Continental Airlines Found Guilty of Involuntary Homicide for Role in Concorde Crash
December 6, 2010
Paris, France (ChattahBox World News)—A French judge ordered Continental Airlines to pay a fine of $265,000 after the court found Continental guilty of involuntary homicide in the case of a 2000 Air France Concorde crash that left 113 people dead, the New York Times reports. A Continental mechanic was also found guilty of the criminal charges, and was fined $2,650 and given a suspended 15-month prison sentence for the accident.

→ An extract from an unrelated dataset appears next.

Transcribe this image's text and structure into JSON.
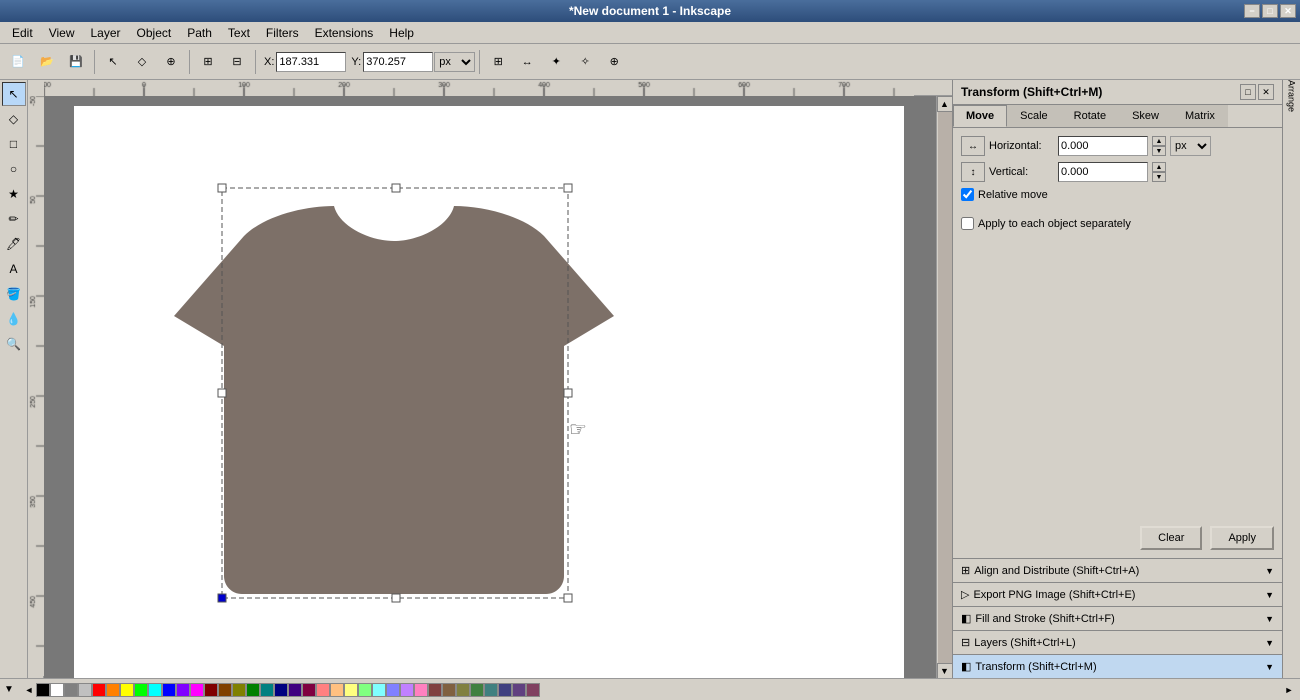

French investigators determined in 2002 that the crash was caused after a small strip of metal fell off of a Continental plane that took off just before the Concorde, and that the Concorde’s tire struck the metal, causing pieces of the tire to catapult elsewhere, including into the Concorde’s fuel tanks. A fire ensued, and all 109 passengers and crew members on the Concorde died, as did four people on the ground, the Times reports. Continental argued that it had over 20 witnesses who said the plane was on fire before it hit the metal strip.
The ruling could open the door for Air France’s insurers to sue Continental, because Air France paid out a $150 million settlement to crash victims in 2001. The new ruling awarded Air France $1.3 million and indicated that the French airline was not guilty of wrongdoing in the crash, the Times notes.